Seumur hidup, gw baru pernah
ngebaca tuntas 2 Novel, pertama yaitu 5 cm dan novel kedua, gw sendiri pun lupa
judul dan tentang apa. Sebenarnya gw bukan termasuk orang yang doyan baca
novel, tapi gw ngerasain sendiri kalo ngebaca novel itu, lembar demi lembar
yang dibaca tidak terasa berat. Sehingga, tanpa terasa belasan bahkan puluhan
lembar telah terlewati. Dibandingkan dengan membaca bacaan ilmiah,
menyelesaikan 6 lembar aja harus menggunakan puluhan mood booster sebagai gimmick.
Itu pendapat gw sebagai orang yang gak terlalu suka ngebaca novel.

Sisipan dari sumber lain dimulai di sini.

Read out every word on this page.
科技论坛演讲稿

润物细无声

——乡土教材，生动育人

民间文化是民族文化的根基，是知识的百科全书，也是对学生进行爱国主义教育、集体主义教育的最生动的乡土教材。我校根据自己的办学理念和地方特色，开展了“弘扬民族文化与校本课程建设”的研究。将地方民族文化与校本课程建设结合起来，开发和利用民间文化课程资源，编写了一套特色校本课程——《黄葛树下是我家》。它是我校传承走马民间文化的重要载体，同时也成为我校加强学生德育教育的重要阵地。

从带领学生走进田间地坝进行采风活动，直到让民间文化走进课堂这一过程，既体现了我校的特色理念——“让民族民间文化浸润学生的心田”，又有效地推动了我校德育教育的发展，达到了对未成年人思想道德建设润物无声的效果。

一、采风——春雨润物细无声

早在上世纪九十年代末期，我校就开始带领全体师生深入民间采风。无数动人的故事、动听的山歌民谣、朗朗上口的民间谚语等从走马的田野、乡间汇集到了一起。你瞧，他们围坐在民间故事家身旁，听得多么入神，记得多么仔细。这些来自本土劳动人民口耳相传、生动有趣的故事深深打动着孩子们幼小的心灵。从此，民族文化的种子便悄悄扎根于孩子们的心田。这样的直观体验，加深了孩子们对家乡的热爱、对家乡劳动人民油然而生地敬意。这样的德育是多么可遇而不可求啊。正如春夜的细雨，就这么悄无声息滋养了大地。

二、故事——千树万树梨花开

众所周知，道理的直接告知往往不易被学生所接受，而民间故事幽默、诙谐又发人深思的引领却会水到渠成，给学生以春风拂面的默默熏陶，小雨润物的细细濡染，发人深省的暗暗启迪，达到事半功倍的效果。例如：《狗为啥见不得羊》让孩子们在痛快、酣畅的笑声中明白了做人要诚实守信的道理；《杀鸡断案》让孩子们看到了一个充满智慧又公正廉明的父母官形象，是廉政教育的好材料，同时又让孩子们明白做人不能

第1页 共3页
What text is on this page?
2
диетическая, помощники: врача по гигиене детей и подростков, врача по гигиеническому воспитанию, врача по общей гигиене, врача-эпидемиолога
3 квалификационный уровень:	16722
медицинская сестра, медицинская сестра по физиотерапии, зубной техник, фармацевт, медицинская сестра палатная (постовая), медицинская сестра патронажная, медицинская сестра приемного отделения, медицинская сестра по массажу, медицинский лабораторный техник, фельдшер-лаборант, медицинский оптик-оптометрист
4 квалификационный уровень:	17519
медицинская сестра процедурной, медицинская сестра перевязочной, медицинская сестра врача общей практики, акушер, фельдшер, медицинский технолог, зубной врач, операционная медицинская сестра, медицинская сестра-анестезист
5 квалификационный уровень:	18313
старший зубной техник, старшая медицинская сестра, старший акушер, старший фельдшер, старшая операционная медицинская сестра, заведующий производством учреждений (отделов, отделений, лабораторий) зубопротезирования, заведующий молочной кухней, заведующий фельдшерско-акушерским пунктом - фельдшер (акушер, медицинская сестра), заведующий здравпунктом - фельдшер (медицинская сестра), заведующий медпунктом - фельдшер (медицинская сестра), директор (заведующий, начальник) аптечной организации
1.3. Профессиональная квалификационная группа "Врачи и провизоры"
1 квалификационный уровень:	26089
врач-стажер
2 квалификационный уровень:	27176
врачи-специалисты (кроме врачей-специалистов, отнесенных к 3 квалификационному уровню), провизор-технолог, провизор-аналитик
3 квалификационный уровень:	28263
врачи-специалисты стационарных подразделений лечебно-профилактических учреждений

Beberapa hari yang lalu, gw
dipinjamin novel “Sabtu Bersama Bapak” karya Adhitya Mulya. Setelah beberapa
bulan jadi waiting list dari
teman-teman yang punya novel ini, akhirnya gw dapat kesempatan untuk
membacanya. Gw minjem novel ini karena penasaran dengan beberapa postingan
penggemar novel yang sering ngerekomendasikan untuk membacanya. Waktu pertama
membaca judulnya, novel ini terlihat seperti novel bertemakan keluarga lainnya,
sehingga tidak terlalu tertarik untuk membacanya. Namun lama-kelamaan, banyaknya
rekomendasi yang disampaikan bagaikan sugesti yang mempengaruhi alam bawah
sadar (hiperbola) untuk mencoba meminjam novel ini.
Novel “Sabtu Bersama Bapak”
menceritakan mengenai bagaimana seorang bapak yang sangat berupaya menjadi
pemimpin keluarga yang bertanggung jawab. Bentuk pertanggungjawaban sang bapak
tersebut bahkan tidak mampu dibatasi oleh kehidupannya sendiri. Baru beberapa
tahun membina hubungan pernikahan, sang bapak harus meninggalkan istri dan
kedua anaknya yang masih kecil karena mengalami sakit kanker. Bimbingan sang
ayah ternyata sangat bermanfaat bagi kedua anaknya sejak mereka kecil hingga
mereka Dewasa. Si anak Sulung yang telah berkeluarga dan juga memiliki 2 orang
anak, harus belajar dari si Bapak untuk menjadi pemimpin keluarga. Sementara
itu, si bungsu yang belum menikah, cakra, juga mengikuti jejak si sulung untuk
mendapatkan pencerahan dari si bapak.